Department of Health Sciences, 1848Northeastern University, Boston, MA, USA.
Stat Methods Med Res. 2022 Oct;31(10):1904-1915. doi: 10.1177/09622802221104238. Epub 2022 Jun 5.
Multiple imputation techniques are commonly used when data are missing, however, there are many options one can consider. Multivariate imputation by chained equations is a popular method for generating imputations but relies on specifying models when imputing missing values. In this work, we introduce multiple imputation by super learning, an update to the multivariate imputation by chained equations method to generate imputations with ensemble learning. Ensemble methodologies have recently gained attention for use in inference and prediction as they optimally combine a variety of user-specified parametric and non-parametric models and perform well when estimating complex functions, including those with interaction terms. Through two simulations we compare inferences made using the multiple imputation by super learning approach to those made with other commonly used multiple imputation methods and demonstrate multiple imputation by super learning as a superior option when considering characteristics such as bias, confidence interval coverage rate, and confidence interval width.

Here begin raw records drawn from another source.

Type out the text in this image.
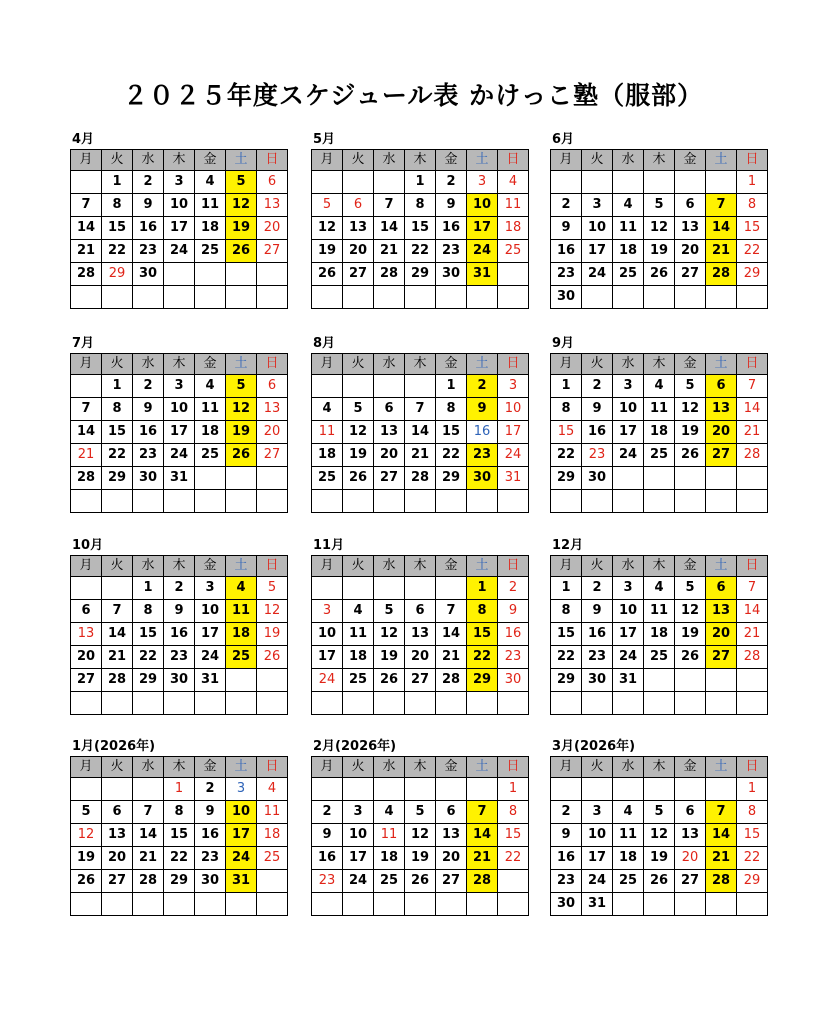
２０２５年度スケジュール表 かけっこ塾（服部）
4月
月	火	水	木	金	土	日
	1	2	3	4	5	6
7	8	9	10	11	12	13
14	15	16	17	18	19	20
21	22	23	24	25	26	27
28	29	30				

5月
月	火	水	木	金	土	日
			1	2	3	4
5	6	7	8	9	10	11
12	13	14	15	16	17	18
19	20	21	22	23	24	25
26	27	28	29	30	31	

6月
月	火	水	木	金	土	日
						1
2	3	4	5	6	7	8
9	10	11	12	13	14	15
16	17	18	19	20	21	22
23	24	25	26	27	28	29
30						
7月
月	火	水	木	金	土	日
	1	2	3	4	5	6
7	8	9	10	11	12	13
14	15	16	17	18	19	20
21	22	23	24	25	26	27
28	29	30	31			

8月
月	火	水	木	金	土	日
				1	2	3
4	5	6	7	8	9	10
11	12	13	14	15	16	17
18	19	20	21	22	23	24
25	26	27	28	29	30	31

9月
月	火	水	木	金	土	日
1	2	3	4	5	6	7
8	9	10	11	12	13	14
15	16	17	18	19	20	21
22	23	24	25	26	27	28
29	30					

10月
月	火	水	木	金	土	日
		1	2	3	4	5
6	7	8	9	10	11	12
13	14	15	16	17	18	19
20	21	22	23	24	25	26
27	28	29	30	31		

11月
月	火	水	木	金	土	日
					1	2
3	4	5	6	7	8	9
10	11	12	13	14	15	16
17	18	19	20	21	22	23
24	25	26	27	28	29	30

12月
月	火	水	木	金	土	日
1	2	3	4	5	6	7
8	9	10	11	12	13	14
15	16	17	18	19	20	21
22	23	24	25	26	27	28
29	30	31				

1月(2026年)
月	火	水	木	金	土	日
			1	2	3	4
5	6	7	8	9	10	11
12	13	14	15	16	17	18
19	20	21	22	23	24	25
26	27	28	29	30	31	

2月(2026年)
月	火	水	木	金	土	日
						1
2	3	4	5	6	7	8
9	10	11	12	13	14	15
16	17	18	19	20	21	22
23	24	25	26	27	28	

3月(2026年)
月	火	水	木	金	土	日
						1
2	3	4	5	6	7	8
9	10	11	12	13	14	15
16	17	18	19	20	21	22
23	24	25	26	27	28	29
30	31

当数据缺失时,通常会使用多种插补技术,但是有很多选项可供考虑。链式方程的多变量插补是一种生成插补值的常用方法,但在插补缺失值时需要指定模型。在这项工作中,我们引入了超级学习的多变量插补,这是对链式方程多变量插补方法的更新,使用集成学习生成插补值。集成方法最近因其在推理和预测中的应用而受到关注,因为它们可以最优地组合各种用户指定的参数和非参数模型,并且在估计复杂函数(包括具有交互项的函数)时表现良好。通过两个模拟,我们比较了使用超级学习的多变量插补方法进行推断与使用其他常用的多变量插补方法进行推断的结果,并证明了当考虑偏倚、置信区间覆盖率和置信区间宽度等特征时,超级学习的多变量插补是一种更好的选择。